Les députés ont adopté hier un amendement à la loi sur la nouvelle organisation territoriale (loi Notre) déposé par le gouvernement pour relever le plafond d’aide que le fonds de soutien de sortie des emprunts toxiques pourra accorder aux collectivités qui le sollicitent. Le plafond d’aide est porté de 45% à 75% des indemnités de remboursement anticipé. Ce vote fait suite à la décision du gouvernement de doubler le fonds d’aide aux collectivités, à 3 milliards d’euros sur 15 ans, pour les aider à assumer les conséquences de l’abandon du plancher euro/franc par la banque centrale de Suisse.
La Banque nationale suisse (BNS) a dégagé un bénéfice de 38,3 milliards de francs (35,7 milliards d’euros) en 2014 après avoir subi une perte de 9,1 milliards en 2013, imputable en particulier à une chute des cours de l’or. Ce bénéfice s’explique grâce à une revalorisation de ses réserves de change et d’or. La BNS, qui a mis les marchés en émoi depuis qu’elle a désarrimé le franc suisse d’avec l’euro en janvier, a prévenu vendredi que la volatilité de ses résultats impliquait qu’elle ne pouvait garantir de rétribuer les actionnaires à l’avenir. Pour autant, elle versera 2 milliards de francs de dividendes sur les comptes de 2014, après avoir passé le dividende en 2013.
La Grèce a remboursé la première tranche, d’un montant de 310 millions d’euros, d’un prêt du Fonds monétaire international (FMI) arrivant à échéance ce mois-ci. L’Etat grec a ainsi honoré l’une des premières échéances du calendrier financier fixé: au total, il est censé payer 1,5 milliard d’euros au FMI d’ici la fin du mois de mars. Le gouvernement d’Alexis Tsipras a déclaré qu’il honorerait ces échéances, sans apaiser les craintes de difficultés de trésorerie en raison de la baisse des recettes fiscales et des tensions avec les créanciers internationaux.

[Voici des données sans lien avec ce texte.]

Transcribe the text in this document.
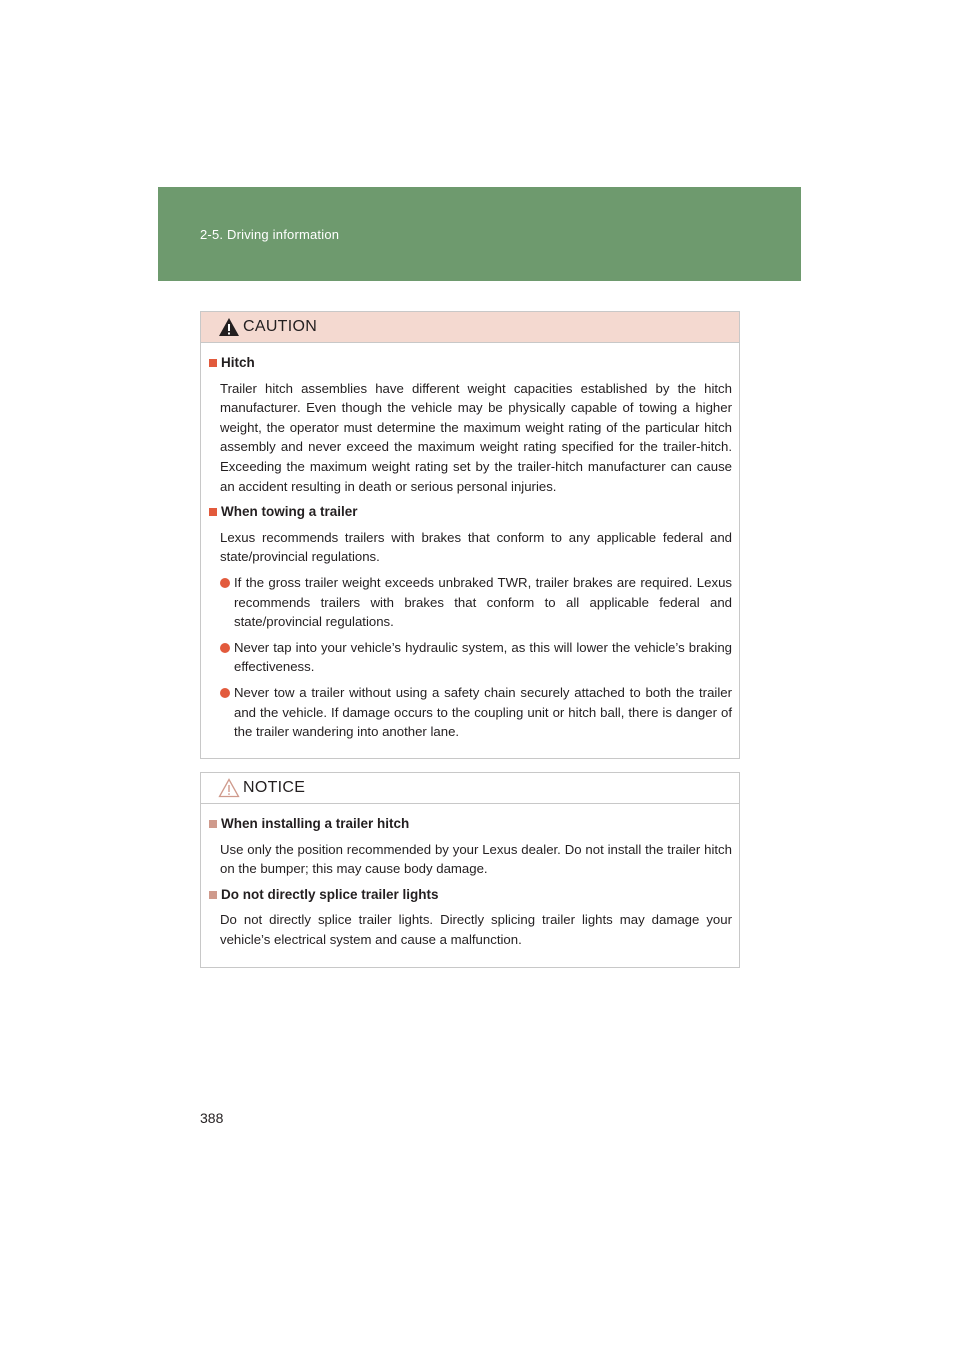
2-5. Driving information
CAUTION
Hitch

Trailer hitch assemblies have different weight capacities established by the hitch manufacturer. Even though the vehicle may be physically capable of towing a higher weight, the operator must determine the maximum weight rating of the particular hitch assembly and never exceed the maximum weight rating specified for the trailer-hitch. Exceeding the maximum weight rating set by the trailer-hitch manufacturer can cause an accident resulting in death or serious personal injuries.

When towing a trailer

Lexus recommends trailers with brakes that conform to any applicable federal and state/provincial regulations.

If the gross trailer weight exceeds unbraked TWR, trailer brakes are required. Lexus recommends trailers with brakes that conform to all applicable federal and state/provincial regulations.
Never tap into your vehicle’s hydraulic system, as this will lower the vehicle’s braking effectiveness.
Never tow a trailer without using a safety chain securely attached to both the trailer and the vehicle. If damage occurs to the coupling unit or hitch ball, there is danger of the trailer wandering into another lane.
NOTICE
When installing a trailer hitch

Use only the position recommended by your Lexus dealer. Do not install the trailer hitch on the bumper; this may cause body damage.

Do not directly splice trailer lights

Do not directly splice trailer lights. Directly splicing trailer lights may damage your vehicle’s electrical system and cause a malfunction.

388
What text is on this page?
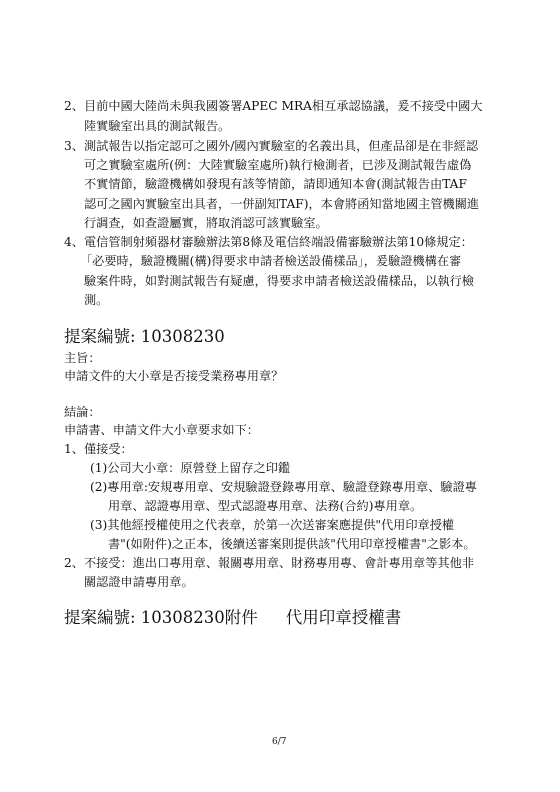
2、目前中國大陸尚未與我國簽署APEC MRA相互承認協議，爰不接受中國大
陸實驗室出具的測試報告。
3、測試報告以指定認可之國外/國內實驗室的名義出具，但產品卻是在非經認
可之實驗室處所(例：大陸實驗室處所)執行檢測者，已涉及測試報告虛偽
不實情節，驗證機構如發現有該等情節，請即通知本會(測試報告由TAF
認可之國內實驗室出具者，一併副知TAF)，本會將函知當地國主管機關進
行調查，如查證屬實，將取消認可該實驗室。
4、電信管制射頻器材審驗辦法第8條及電信終端設備審驗辦法第10條規定：
「必要時，驗證機關(構)得要求申請者檢送設備樣品」，爰驗證機構在審
驗案件時，如對測試報告有疑慮，得要求申請者檢送設備樣品，以執行檢
測。
提案編號: 10308230
主旨：
申請文件的大小章是否接受業務專用章？
結論：
申請書、申請文件大小章要求如下：
1、僅接受：
(1)公司大小章：原營登上留存之印鑑
(2)專用章:安規專用章、安規驗證登錄專用章、驗證登錄專用章、驗證專
用章、認證專用章、型式認證專用章、法務(合約)專用章。
(3)其他經授權使用之代表章，於第一次送審案應提供"代用印章授權
書"(如附件)之正本，後續送審案則提供該"代用印章授權書"之影本。
2、不接受：進出口專用章、報關專用章、財務專用專、會計專用章等其他非
關認證申請專用章。
提案編號: 10308230附件 代用印章授權書
6/7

La société d’investissement Wendel a annoncé vendredi la cession de 48 millions d’actions qu’elle détenait dans Bureau Veritas, soit 10,9% du capital, pour près d’un milliard d’euros. Wendel a également souligné qu’il détenait désormais plus de 40% des actions et 56% des droits de vote de Bureau Veritas et qu’il resterait «l’actionnaire majoritaire et de long terme» du groupe de certification «dans le cadre d’une gouvernance inchangée». Selon Deutsche Bank, chargée du placement, la cession a été réalisée au prix de 20,32 euros par action, soit dans le bas d’une fourchette annoncée jeudi.
Le ministre des Finances, Michel Sapin, a annoncé vendredi la nomination d’Anthony Requin au poste de directeur général de l’Agence France Trésor (AFT), en charge de la gestion de la dette et de la trésorerie de l’Etat. Enarque, Anthony Requin a fait l’essentiel de sa carrière à la direction générale du Trésor où il était jusqu'à présent chef du service des Affaires multilatérales et du développement. Il participait notamment à la préparation des grands sommets économiques et du G20. «Sa connaissance des marchés financiers et les relations qu’il a su nouer auprès des acteurs et des décideurs internationaux seront des atouts importants pour mener à bien sa mission à la tête de l’Agence France Trésor», a déclaré Michel Sapin dans un message transmis à Reuters.
La société de gestion a engrangé l’an dernier les trois quarts de sa collecte de 19 milliards d’euros auprès d’investisseurs tiers. La part de sa maison mère dans ses encours sous gestion a continué de diminuer pour s'établir à 64%, après respectivement 67% et 69% en 2013 et 2012.
Les montants levés par des entreprises en obligations et en actions pour financer leurs projets d’acquisition atteignent des records pour un début d’année, selon les statistiques de Dealogic pour L’Agefi. En témoigne l’opération réalisée cette semaine par le laboratoire américain Actavis.